Version control for poetic time travelers
August 28, 2012
Matthew McCullough leads Git workshops across the world. He recently visited Madison, Wisconsin to discuss and demonstrate advanced topics such as rerere merging, the reflog, interactive rebase, cherry-pick, show-branch, branch filtering, submodules, querying the log, refspecs, and path aliases.
However, to me, Matthew’s most fascinating observation is that Git excels at representing changes independently of time. It allows developers to tell a story that is somehow outside of time and space. Git intentionally separates the bureaucracy of time from the narrative of code.
The mechanism of this time travel is known as rebasing and like any time travel story one must be aware of paradox. We’ll see later how Git paradoxes arise and how to prevent them.

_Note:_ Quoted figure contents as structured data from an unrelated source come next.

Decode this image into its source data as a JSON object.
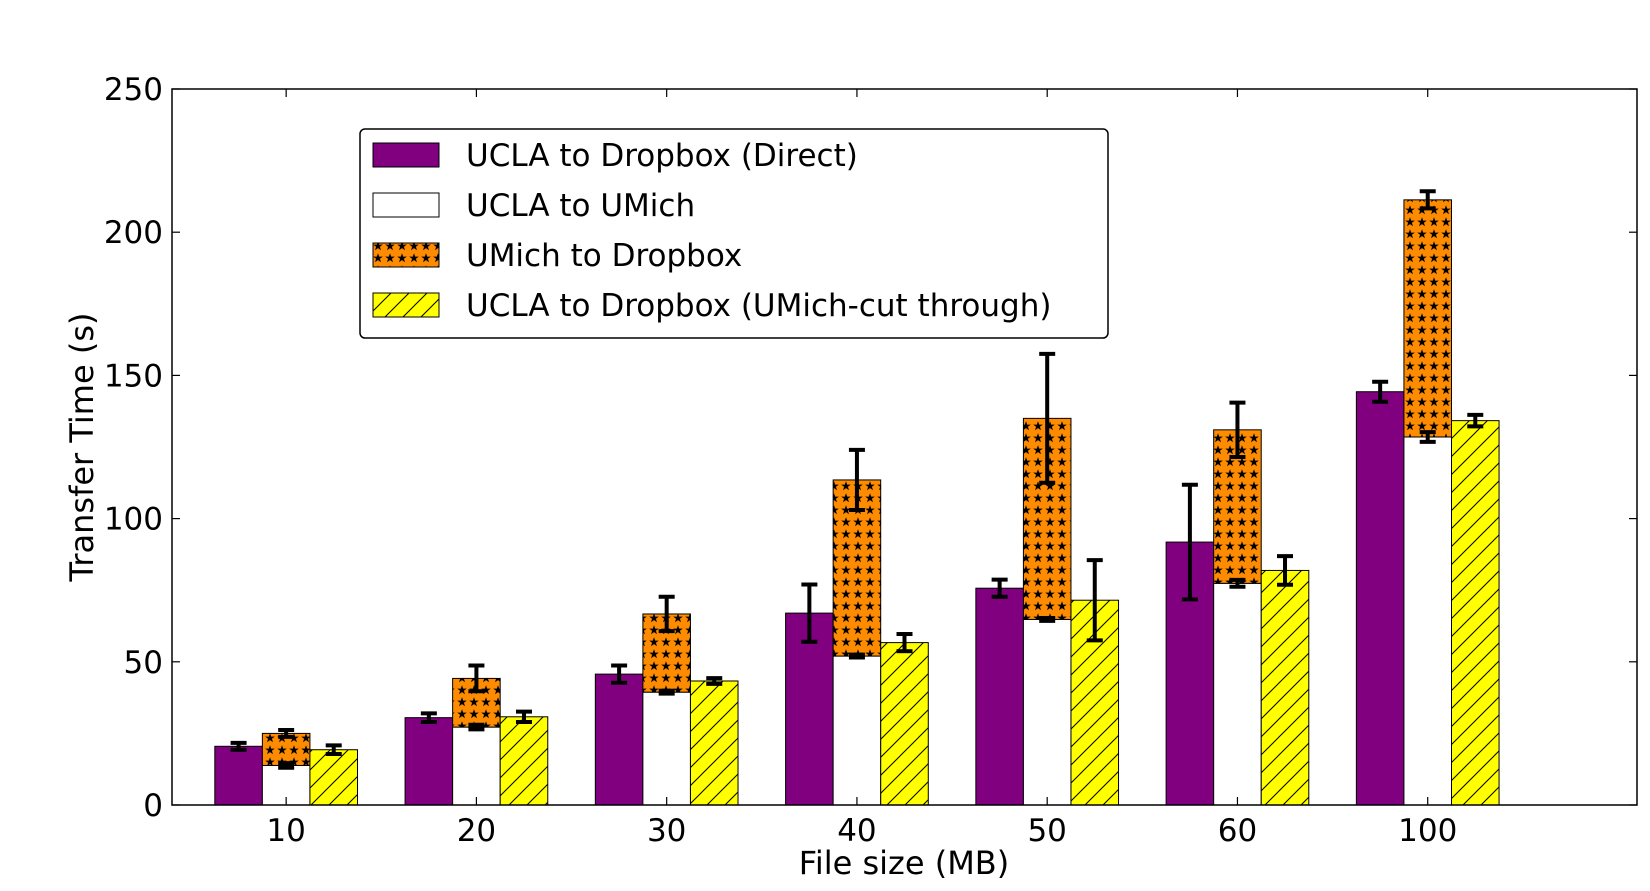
{
  "chart_data": {
    "type": "bar",
    "title": "",
    "xlabel": "File size (MB)",
    "ylabel": "Transfer Time (s)",
    "ylim": [
      0,
      250
    ],
    "yticks": [
      "0",
      "50",
      "100",
      "150",
      "200",
      "250"
    ],
    "categories": [
      "10",
      "20",
      "30",
      "40",
      "50",
      "60",
      "100"
    ],
    "grid": false,
    "legend_position": "upper-left",
    "series": [
      {
        "name": "UCLA to Dropbox (Direct)",
        "color": "#800080",
        "pattern": "solid",
        "values": [
          20.5,
          30.5,
          45.7,
          67,
          75.7,
          91.8,
          144.3
        ],
        "errors": [
          1.2,
          1.5,
          3,
          10,
          3,
          20,
          3.5
        ]
      },
      {
        "name": "UCLA to UMich",
        "color": "#ffffff",
        "pattern": "solid",
        "values": [
          13.8,
          27.2,
          39.4,
          52,
          64.8,
          77.4,
          128.5
        ],
        "errors": [
          0.8,
          0.8,
          0.5,
          0.5,
          0.5,
          1.2,
          1.7
        ]
      },
      {
        "name": "UMich to Dropbox",
        "color": "#ff8c00",
        "pattern": "stars",
        "stacked_on": "UCLA to UMich",
        "values": [
          11.2,
          17,
          27.3,
          61.5,
          70.2,
          53.6,
          82.8
        ],
        "errors": [
          1.2,
          4.5,
          6,
          10.5,
          22.5,
          9.5,
          3
        ]
      },
      {
        "name": "UCLA to Dropbox (UMich-cut through)",
        "color": "#ffff00",
        "pattern": "hatch",
        "values": [
          19.3,
          30.8,
          43.3,
          56.7,
          71.5,
          81.9,
          134.2
        ],
        "errors": [
          1.5,
          1.8,
          1,
          3,
          14,
          5,
          2
        ]
      }
    ]
  }
}
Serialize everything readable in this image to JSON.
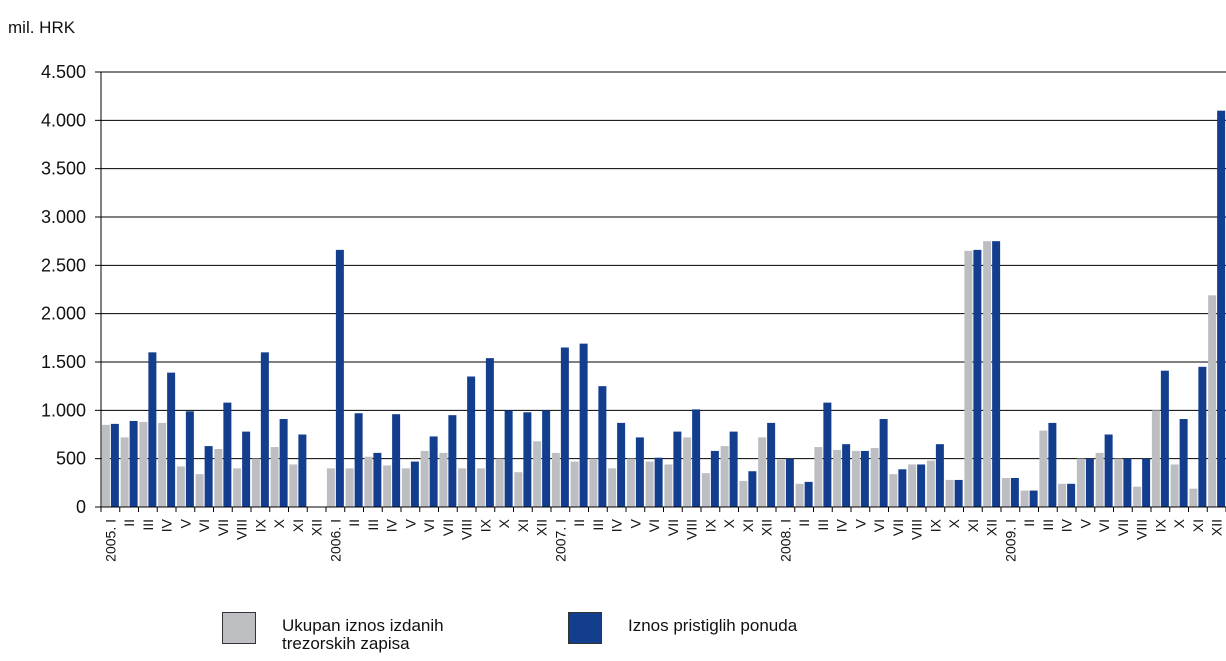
{
  "unit_label": "mil. HRK",
  "colors": {
    "issued": "#bdbec2",
    "offers": "#133e8e",
    "axis": "#000000",
    "grid": "#000000"
  },
  "legend": [
    {
      "label": "Ukupan iznos izdanih\ntrezorskih zapisa",
      "color": "#bdbec2"
    },
    {
      "label": "Iznos pristiglih ponuda",
      "color": "#133e8e"
    }
  ],
  "chart_data": {
    "type": "bar",
    "xlabel": "",
    "ylabel": "mil. HRK",
    "ylim": [
      0,
      4500
    ],
    "yticks": [
      0,
      500,
      1000,
      1500,
      2000,
      2500,
      3000,
      3500,
      4000,
      4500
    ],
    "ytick_labels": [
      "0",
      "500",
      "1.000",
      "1.500",
      "2.000",
      "2.500",
      "3.000",
      "3.500",
      "4.000",
      "4.500"
    ],
    "grid": true,
    "legend_position": "bottom",
    "categories": [
      "2005. I",
      "II",
      "III",
      "IV",
      "V",
      "VI",
      "VII",
      "VIII",
      "IX",
      "X",
      "XI",
      "XII",
      "2006. I",
      "II",
      "III",
      "IV",
      "V",
      "VI",
      "VII",
      "VIII",
      "IX",
      "X",
      "XI",
      "XII",
      "2007. I",
      "II",
      "III",
      "IV",
      "V",
      "VI",
      "VII",
      "VIII",
      "IX",
      "X",
      "XI",
      "XII",
      "2008. I",
      "II",
      "III",
      "IV",
      "V",
      "VI",
      "VII",
      "VIII",
      "IX",
      "X",
      "XI",
      "XII",
      "2009. I",
      "II",
      "III",
      "IV",
      "V",
      "VI",
      "VII",
      "VIII",
      "IX",
      "X",
      "XI",
      "XII"
    ],
    "series": [
      {
        "name": "Ukupan iznos izdanih trezorskih zapisa",
        "values": [
          850,
          720,
          880,
          870,
          420,
          340,
          600,
          400,
          500,
          620,
          440,
          0,
          400,
          400,
          520,
          430,
          400,
          580,
          560,
          400,
          400,
          500,
          360,
          680,
          560,
          470,
          500,
          400,
          500,
          470,
          440,
          720,
          350,
          630,
          270,
          720,
          490,
          240,
          620,
          590,
          580,
          610,
          340,
          440,
          480,
          280,
          2650,
          2750,
          300,
          170,
          790,
          240,
          500,
          560,
          500,
          210,
          1000,
          440,
          190,
          2190
        ]
      },
      {
        "name": "Iznos pristiglih ponuda",
        "values": [
          860,
          890,
          1600,
          1390,
          990,
          630,
          1080,
          780,
          1600,
          910,
          750,
          0,
          2660,
          970,
          560,
          960,
          470,
          730,
          950,
          1350,
          1540,
          1000,
          980,
          1000,
          1650,
          1690,
          1250,
          870,
          720,
          510,
          780,
          1010,
          580,
          780,
          370,
          870,
          500,
          260,
          1080,
          650,
          580,
          910,
          390,
          440,
          650,
          280,
          2660,
          2750,
          300,
          170,
          870,
          240,
          500,
          750,
          500,
          500,
          1410,
          910,
          1450,
          4100
        ]
      }
    ]
  }
}
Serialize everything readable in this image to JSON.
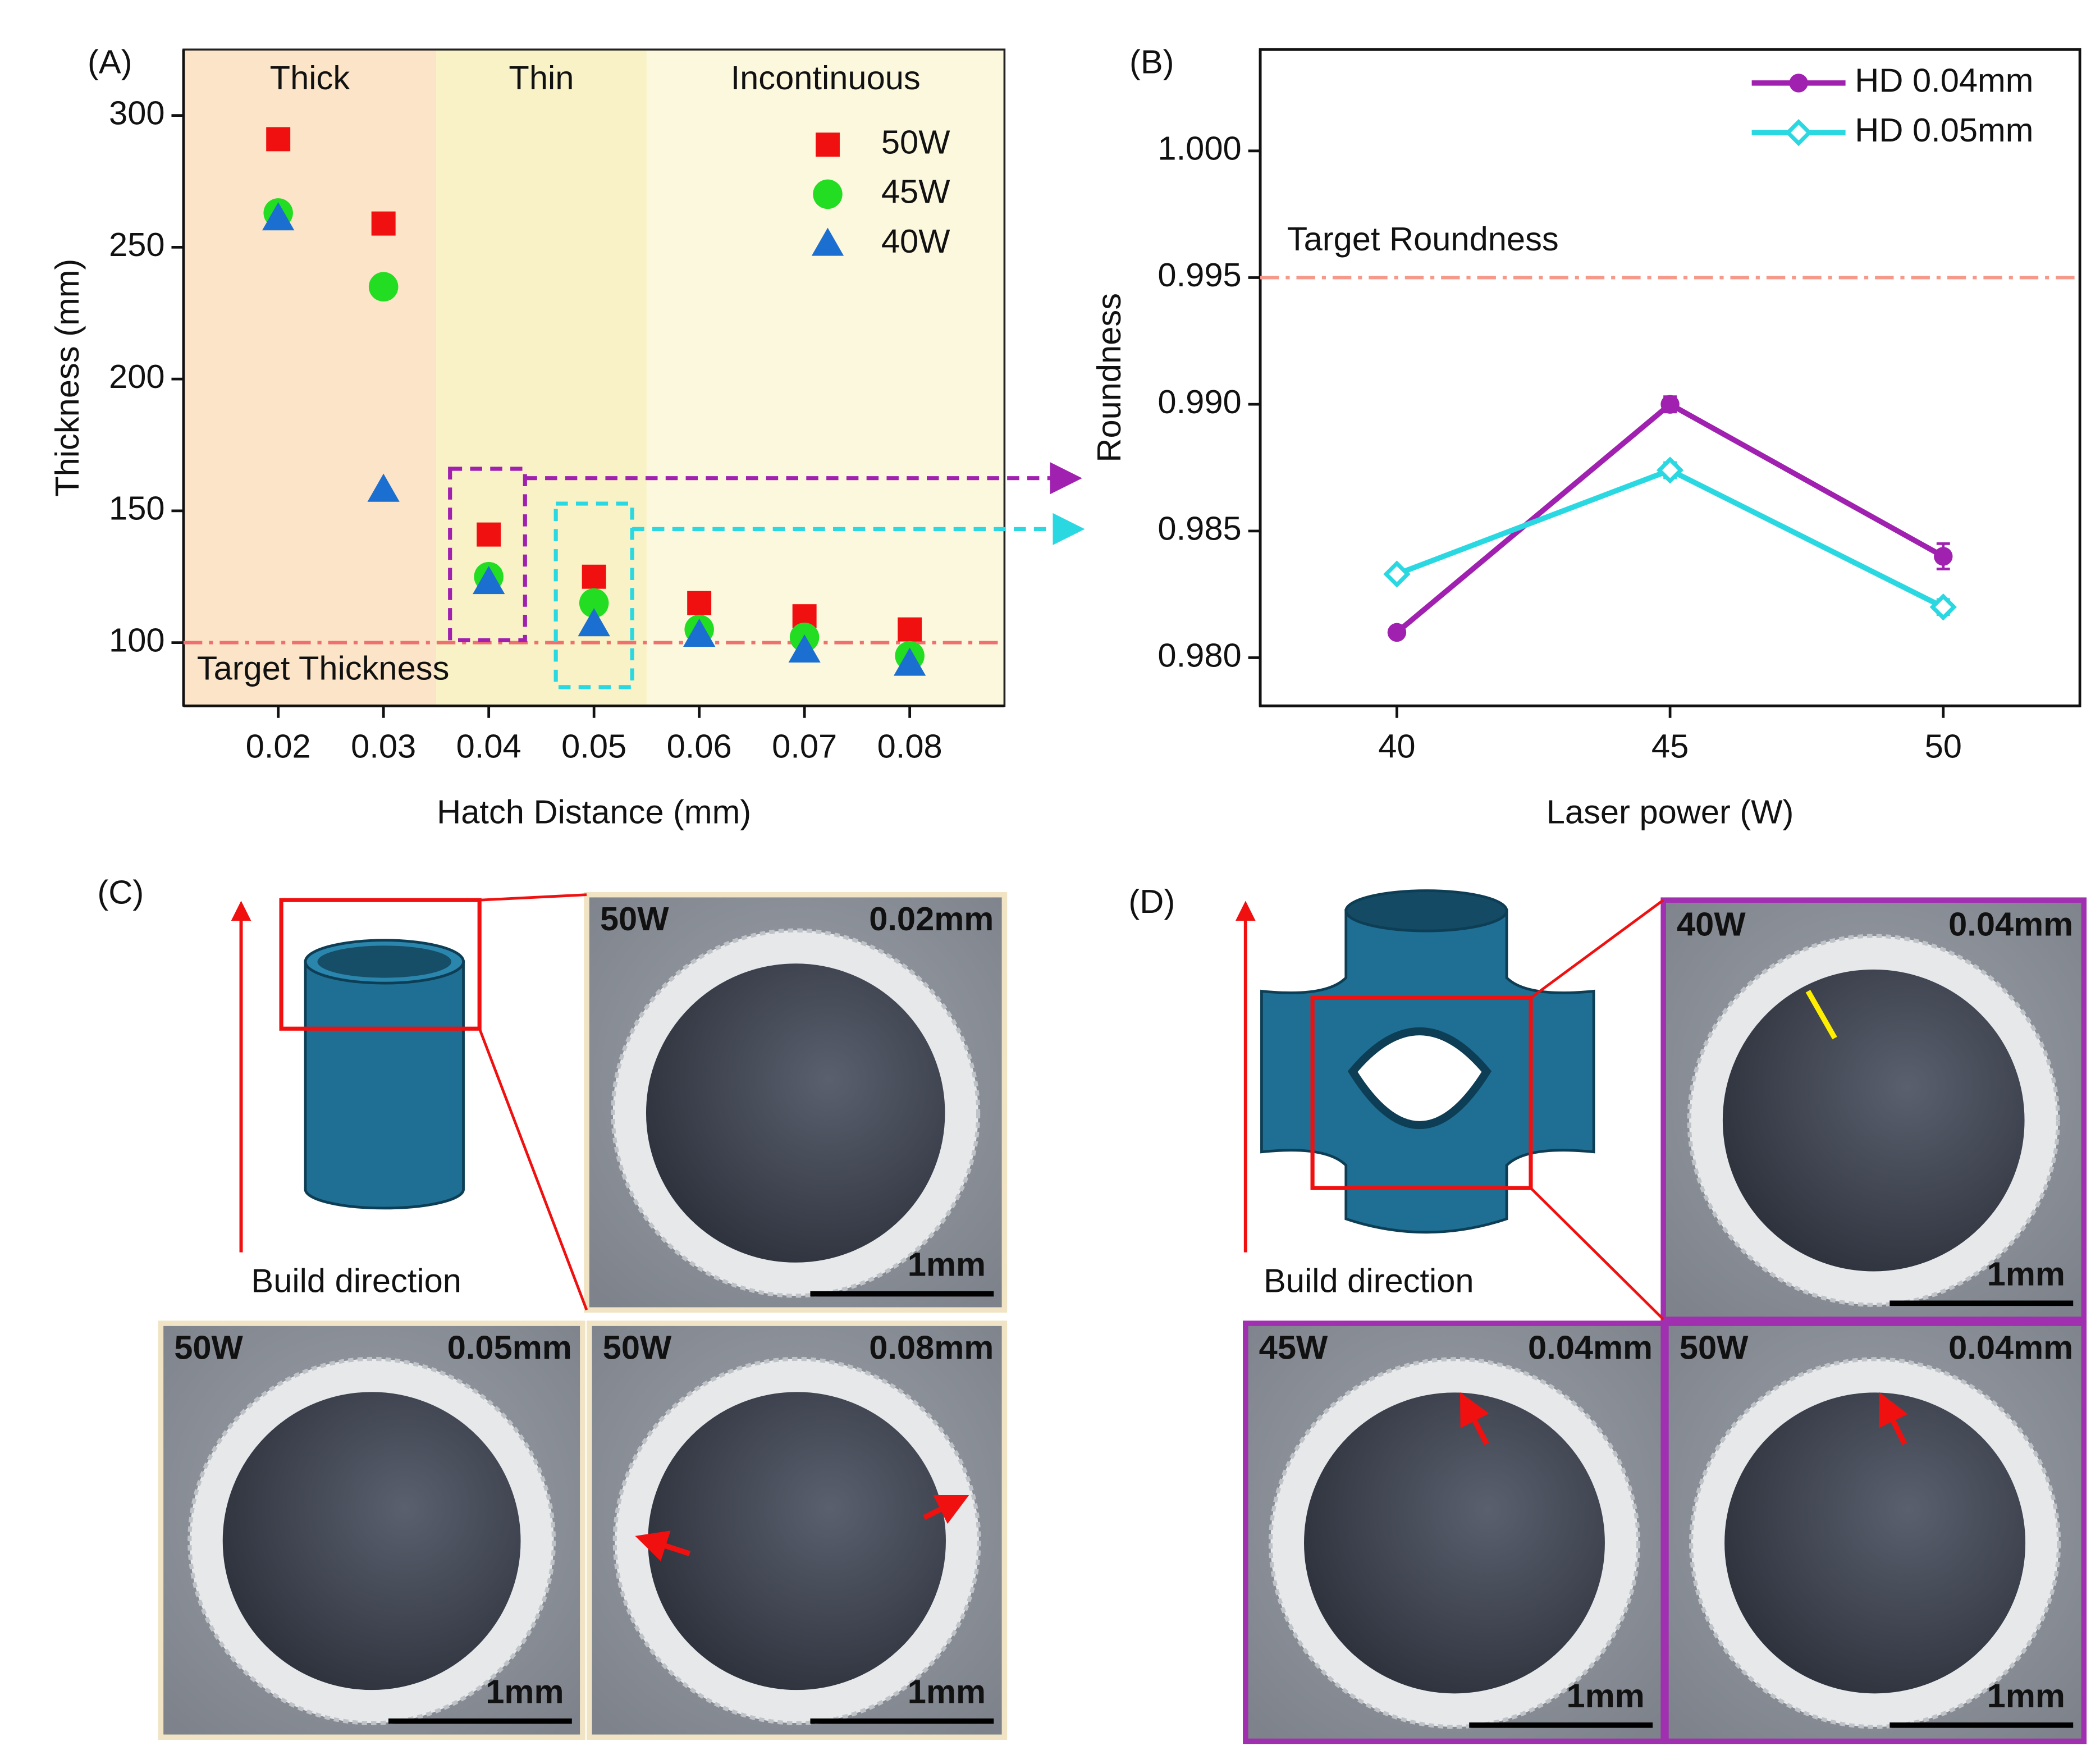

First a little background. When developers change code simultaneously and want to reconcile their changes they have two options: merging and rebasing. Merging preserves a record of actual time. Parallel branches show the passage of time, and come together at a merge commit. The graph-order of commits along each branch remain faithful to the order they happened.
If we think of code changes as telling a real story, a story like any we would read or tell in English, then why not analyze it as such? For instance, we can apply ideas from Aristotle’s Poetics when thinking about our code. Literate programming indeed.
Let’s examine how a big merge functions in our “story.” Often the differences to be merged are substantial, and conflicts occur. One person often resolves all conflicts in a single commit. This should be familiar from literature – it’s called deus ex machina! A deeply troubled plot suddenly ends aright due to unexplained mysterious actions (in this case of a single individual). Aristotle criticizes this kind of plot device because the plot’s unraveling should arise from the plot itself.
In fact a big merge is worse than its literary counterpart. A merge can be opaque, encompassing so many aspects that only the person doing the merge knows how it all works. This is not good documentation.
By contrast, a rebase rewrites the history of a branch into similar, but entirely different commits. Some people criticize rebasing as being a lie. The order and even the changes between commits are just not what they were before. But this is nothing new; it’s called fiction. The story, while false, still instructs us. Aristotle wrote that “poetry is finer and more philosophical than history; for poetry expresses the universal, and history only the particular.” Ultimately our code is historical and specific, but Git doesn’t impede a graceful retelling.
As mentioned, rebasing is like time travel because if done carelessly it will create paradox. Specifically you shouldn’t rebase code that other people might have pulled. Git history is exact and discrete and your rebase will sever common history and lead to painful reconstruction.
There are some exceptions to this rule, but they’re best left to master Git magicians. For instance, the developers of Git itself share a branch called “pu” (for Proposed Updates) which they allow to be rebased at any time. Also, the employees of Github have a convention that a shared branch prefixed with someone’s initials should be left alone by others, free for that person to rebase. It serves as a backup to their local repo and as a place to share code ideas.
Merging can be seductive. For one thing, it makes the Git log look like a lot of work has occurred. Lots of criss-crossing lines look like serious progress. You can proudly show a manager the teeming edifice. Although branches provide an artifact of how and when people were doing things, Matthew believes in “value over metadata.” He just wants the software to work at the end of the day and feels that rebasing allows a clear way to trace through the changes. A straight line tells a better story.
But there’s an art to the commits themselves. Matthew suggests committing every five to fifteen minutes, even if your code is ugly. You can deal with the ugliness later by squashing the mindless little commits. Fundamentally, squashing frees creativity from continuous housekeeping. Typically Matthew makes twenty to twenty-five commits before lunch and then squashes them to three or four.
To code like a time traveler, you’ll want to change the way you pull changes. One thing to remember is that there is no central repository coordinating a team so nobody can tell for sure who is changing code at any specific time. Hence one person will surely “lose” when two people push to a single repo. The loser must pull before they push, and the default behavior of a pull followed by a push creates ugly trapezoids in graph history.
You can fix this merge behavior by using
git pull --rebase. In effect you are subordinating your changes to ensure a fluid, cohesive story. You’re allowing your commits to appear last in the graph even if they were created earlier.
Rebased pulling is great until you get halfway through and run into a conflict. As you resolve changes and stage them you may be tempted to commit them, which is the incorrect thing to do. What you need to do is
git rebase --continue or things will go terribly wrong. Another note: a confusing safety net will kick in if you choose to commit your local version of files without modification during the rebase. Git considers your commit vacuous and refuses to apply it. You can get out of this situation using
git rebase --skip. That forgets the commit and continues the rebase.
To enjoy rebasing by default during pulls on an existing branch, run
git config branch.branch-name.rebase true. To set it as default for all branches created in future, run
git config branch.autosetuprebase always. Add a
--global flag to affect all local repos.
Tell a good story. Reshape your commits. Change the past. Be a poet.